千尋はもちろん大喜びなのだけれど、忍人は相変わらずの仏頂面で辺りの気配を探ることを忘れない。
それでもすっかり千尋の婚約者となった忍人は、仏頂面だろうがなんだろうか千尋と二人で並んで歩いていると周囲の人間には穏やかな笑顔で見守られるようになっていた。
「いいお天気ですね。」
「ああ、だが、いくら近隣とはいえ、もう少し兵を連れてきた方がよかったのではないか?」
辺りを見回しながら忍人がそう言うのを千尋は苦笑で流した。
それは確かに安全のことを考えればそうかもしれないけれど、せっかく二人でデートができるという状況なのにそれをしないなんて選択は千尋にはなかった。

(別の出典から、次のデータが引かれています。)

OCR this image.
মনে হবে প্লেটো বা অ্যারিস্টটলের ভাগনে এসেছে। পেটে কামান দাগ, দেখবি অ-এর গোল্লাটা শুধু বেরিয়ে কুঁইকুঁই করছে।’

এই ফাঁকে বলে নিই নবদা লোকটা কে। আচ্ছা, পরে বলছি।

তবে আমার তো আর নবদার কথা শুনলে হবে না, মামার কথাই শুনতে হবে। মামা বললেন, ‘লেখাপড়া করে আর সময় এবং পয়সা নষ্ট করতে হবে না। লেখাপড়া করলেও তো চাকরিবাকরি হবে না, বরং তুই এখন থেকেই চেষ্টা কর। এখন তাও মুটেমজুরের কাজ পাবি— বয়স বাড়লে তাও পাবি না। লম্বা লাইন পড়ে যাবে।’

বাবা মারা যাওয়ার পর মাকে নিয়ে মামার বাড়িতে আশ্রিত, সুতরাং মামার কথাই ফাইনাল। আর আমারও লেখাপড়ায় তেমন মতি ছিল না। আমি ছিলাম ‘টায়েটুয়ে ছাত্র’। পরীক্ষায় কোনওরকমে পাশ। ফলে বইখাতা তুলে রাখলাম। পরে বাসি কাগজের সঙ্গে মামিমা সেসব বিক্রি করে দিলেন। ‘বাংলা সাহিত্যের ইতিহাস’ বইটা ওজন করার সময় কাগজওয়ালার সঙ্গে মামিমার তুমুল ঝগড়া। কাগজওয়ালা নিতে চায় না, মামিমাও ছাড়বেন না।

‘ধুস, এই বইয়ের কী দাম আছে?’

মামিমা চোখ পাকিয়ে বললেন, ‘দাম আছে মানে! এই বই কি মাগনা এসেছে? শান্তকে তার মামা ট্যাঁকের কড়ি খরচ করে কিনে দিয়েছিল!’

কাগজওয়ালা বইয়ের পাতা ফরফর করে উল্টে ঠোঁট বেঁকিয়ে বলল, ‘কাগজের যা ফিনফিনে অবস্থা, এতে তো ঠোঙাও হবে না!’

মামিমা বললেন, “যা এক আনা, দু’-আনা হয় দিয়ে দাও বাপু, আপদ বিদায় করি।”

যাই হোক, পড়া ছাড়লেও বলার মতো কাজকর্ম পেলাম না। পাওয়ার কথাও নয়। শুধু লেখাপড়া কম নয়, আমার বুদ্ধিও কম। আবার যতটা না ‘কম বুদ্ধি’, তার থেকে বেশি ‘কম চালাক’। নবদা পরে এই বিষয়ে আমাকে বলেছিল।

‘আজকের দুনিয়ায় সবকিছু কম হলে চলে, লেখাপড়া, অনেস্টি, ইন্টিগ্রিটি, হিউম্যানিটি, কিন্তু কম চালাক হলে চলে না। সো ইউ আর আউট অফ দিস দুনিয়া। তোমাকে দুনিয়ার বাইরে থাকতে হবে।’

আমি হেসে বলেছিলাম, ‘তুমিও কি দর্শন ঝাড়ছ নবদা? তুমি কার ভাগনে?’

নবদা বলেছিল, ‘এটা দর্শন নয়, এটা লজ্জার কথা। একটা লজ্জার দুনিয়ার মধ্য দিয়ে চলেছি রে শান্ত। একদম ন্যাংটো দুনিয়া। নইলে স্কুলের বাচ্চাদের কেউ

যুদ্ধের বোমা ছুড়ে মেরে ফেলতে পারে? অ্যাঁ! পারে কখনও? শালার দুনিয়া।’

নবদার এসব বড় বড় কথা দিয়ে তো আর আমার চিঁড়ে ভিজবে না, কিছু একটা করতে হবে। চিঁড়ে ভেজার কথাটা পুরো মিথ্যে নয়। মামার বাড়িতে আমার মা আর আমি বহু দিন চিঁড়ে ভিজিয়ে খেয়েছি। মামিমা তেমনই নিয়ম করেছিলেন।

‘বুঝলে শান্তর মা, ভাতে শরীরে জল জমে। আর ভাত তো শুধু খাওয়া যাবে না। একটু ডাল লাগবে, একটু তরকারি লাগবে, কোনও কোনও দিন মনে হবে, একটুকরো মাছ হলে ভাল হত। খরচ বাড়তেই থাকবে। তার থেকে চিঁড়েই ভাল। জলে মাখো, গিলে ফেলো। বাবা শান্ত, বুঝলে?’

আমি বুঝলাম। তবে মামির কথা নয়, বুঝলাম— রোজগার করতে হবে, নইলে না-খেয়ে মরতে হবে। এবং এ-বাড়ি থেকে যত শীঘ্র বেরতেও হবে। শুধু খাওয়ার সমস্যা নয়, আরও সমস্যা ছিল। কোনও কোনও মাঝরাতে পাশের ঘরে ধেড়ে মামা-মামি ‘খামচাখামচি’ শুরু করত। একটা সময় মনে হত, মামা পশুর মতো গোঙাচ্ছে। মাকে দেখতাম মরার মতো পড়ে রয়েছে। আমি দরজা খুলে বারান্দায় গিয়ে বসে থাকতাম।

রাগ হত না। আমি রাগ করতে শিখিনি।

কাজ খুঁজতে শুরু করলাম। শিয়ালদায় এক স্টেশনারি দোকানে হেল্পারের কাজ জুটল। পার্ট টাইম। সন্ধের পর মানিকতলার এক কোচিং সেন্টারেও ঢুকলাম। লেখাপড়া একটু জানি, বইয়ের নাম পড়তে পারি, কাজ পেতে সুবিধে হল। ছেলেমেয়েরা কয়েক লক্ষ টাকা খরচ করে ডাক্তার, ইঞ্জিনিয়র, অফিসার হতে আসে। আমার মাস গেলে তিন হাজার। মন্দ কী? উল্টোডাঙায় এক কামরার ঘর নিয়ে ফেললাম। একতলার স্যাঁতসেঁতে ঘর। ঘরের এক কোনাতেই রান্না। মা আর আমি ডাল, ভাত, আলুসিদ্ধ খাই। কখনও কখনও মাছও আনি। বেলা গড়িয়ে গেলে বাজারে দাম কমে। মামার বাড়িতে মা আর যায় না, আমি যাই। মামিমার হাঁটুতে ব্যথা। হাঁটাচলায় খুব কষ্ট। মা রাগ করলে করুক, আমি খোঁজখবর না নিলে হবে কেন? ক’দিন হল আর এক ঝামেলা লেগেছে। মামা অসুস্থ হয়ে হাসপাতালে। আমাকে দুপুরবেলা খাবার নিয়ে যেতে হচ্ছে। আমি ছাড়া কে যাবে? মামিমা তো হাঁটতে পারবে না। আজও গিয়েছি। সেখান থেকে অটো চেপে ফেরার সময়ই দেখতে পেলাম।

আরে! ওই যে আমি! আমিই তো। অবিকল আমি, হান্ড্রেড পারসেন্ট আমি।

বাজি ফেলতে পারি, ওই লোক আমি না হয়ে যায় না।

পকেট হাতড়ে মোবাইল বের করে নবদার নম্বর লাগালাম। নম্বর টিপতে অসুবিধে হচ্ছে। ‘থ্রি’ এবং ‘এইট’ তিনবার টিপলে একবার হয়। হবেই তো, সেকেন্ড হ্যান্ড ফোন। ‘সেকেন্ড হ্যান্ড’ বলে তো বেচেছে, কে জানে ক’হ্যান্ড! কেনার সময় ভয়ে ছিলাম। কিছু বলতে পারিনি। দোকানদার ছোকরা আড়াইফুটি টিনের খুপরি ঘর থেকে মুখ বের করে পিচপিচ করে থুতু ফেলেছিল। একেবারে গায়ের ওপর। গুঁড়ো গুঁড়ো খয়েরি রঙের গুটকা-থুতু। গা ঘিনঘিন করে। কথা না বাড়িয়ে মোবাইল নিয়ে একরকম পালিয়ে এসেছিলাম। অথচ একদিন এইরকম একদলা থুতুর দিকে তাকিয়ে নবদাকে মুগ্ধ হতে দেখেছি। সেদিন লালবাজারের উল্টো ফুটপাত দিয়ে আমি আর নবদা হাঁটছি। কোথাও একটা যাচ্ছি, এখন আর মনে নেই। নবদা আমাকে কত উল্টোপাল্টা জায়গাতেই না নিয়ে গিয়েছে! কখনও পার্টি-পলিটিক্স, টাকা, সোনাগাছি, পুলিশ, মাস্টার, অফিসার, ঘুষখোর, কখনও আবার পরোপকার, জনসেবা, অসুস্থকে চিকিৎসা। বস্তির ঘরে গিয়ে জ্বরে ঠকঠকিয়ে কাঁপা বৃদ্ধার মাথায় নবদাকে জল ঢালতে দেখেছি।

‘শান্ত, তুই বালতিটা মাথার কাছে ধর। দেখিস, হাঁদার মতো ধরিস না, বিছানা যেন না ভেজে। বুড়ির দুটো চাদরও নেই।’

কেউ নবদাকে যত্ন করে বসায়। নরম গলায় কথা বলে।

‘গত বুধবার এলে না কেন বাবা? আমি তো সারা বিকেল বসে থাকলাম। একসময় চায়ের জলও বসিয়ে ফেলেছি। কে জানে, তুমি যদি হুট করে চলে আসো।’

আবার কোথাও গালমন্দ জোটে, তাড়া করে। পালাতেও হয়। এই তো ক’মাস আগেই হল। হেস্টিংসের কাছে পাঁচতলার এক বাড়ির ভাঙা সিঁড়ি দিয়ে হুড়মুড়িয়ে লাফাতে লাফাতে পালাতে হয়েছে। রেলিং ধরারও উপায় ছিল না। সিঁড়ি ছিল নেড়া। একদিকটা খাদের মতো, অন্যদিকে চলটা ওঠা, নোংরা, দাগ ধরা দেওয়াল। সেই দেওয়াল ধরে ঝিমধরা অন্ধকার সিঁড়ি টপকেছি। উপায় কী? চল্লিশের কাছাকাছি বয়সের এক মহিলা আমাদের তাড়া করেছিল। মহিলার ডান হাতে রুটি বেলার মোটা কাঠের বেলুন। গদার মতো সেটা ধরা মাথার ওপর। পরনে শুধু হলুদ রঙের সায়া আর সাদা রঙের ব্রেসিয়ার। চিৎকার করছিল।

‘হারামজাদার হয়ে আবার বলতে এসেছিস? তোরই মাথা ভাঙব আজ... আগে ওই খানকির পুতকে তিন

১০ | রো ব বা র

視察といっても近隣の村を見て回るだけだし、危険だってそう大きくはないはずだ。
忍人の腕をもってその程度の危険を退けられないはずもなかった。
「私は忍人さんと二人きりになる時間ができて嬉しいんですけど、忍人さんは嬉しくないですか?」
少しだけ悪戯っぽく、試すように千尋がそう尋ねると忍人がはっと目を見開いて足を止めた。
つられるように千尋が足を止めた瞬間、コホンと忍人が一つ咳をした。
それは思わぬ質問に慌てたためにむせたという程度の咳。
けれど、千尋は何故かその咳がとても気になって、胸の内に膨らむ得体の知れない黒い不安を止められなくて忍人の顔をまじまじと見上げた。
「千尋?」
「忍人さん、寒いですか?」
「いや、特には…。」
「どこか体調が悪くないですか?」
「別段…。」
「熱とか…。」
千尋が額に手を当てようとするその手をそっととって、忍人は千尋の体を引き寄せるとそのまま優しく抱きしめた。
「忍人さん?」
「熱などない、心配はいらない。」
「はい…。」
「俺も、二人きりになるのは嬉しいと思っている。」
「へ…。」
突然の答えに千尋が目を白黒させているうちに、忍人は腕の囲いを解くと千尋の手をとって歩き出した。
二人きりで視察先までゆっくり歩く。
その時間を少しは楽しむべきなのかもしれない。
自分の体を案じてくれる恋人の想いに応えるべく、忍人はやはり身構えるのだった。
管理人のひとりごと
何故だか忍人さんの病気はとーーーっても心配って話です(笑)
咳なんてそれはもう千尋ちゃんの魂に刻まれた何かが反応します(’’)
でも、将軍にとってはまぁ「ああ、心配してくれるのか」みたいな。
やっとそういうふうに解釈できるようになってきましたというお話。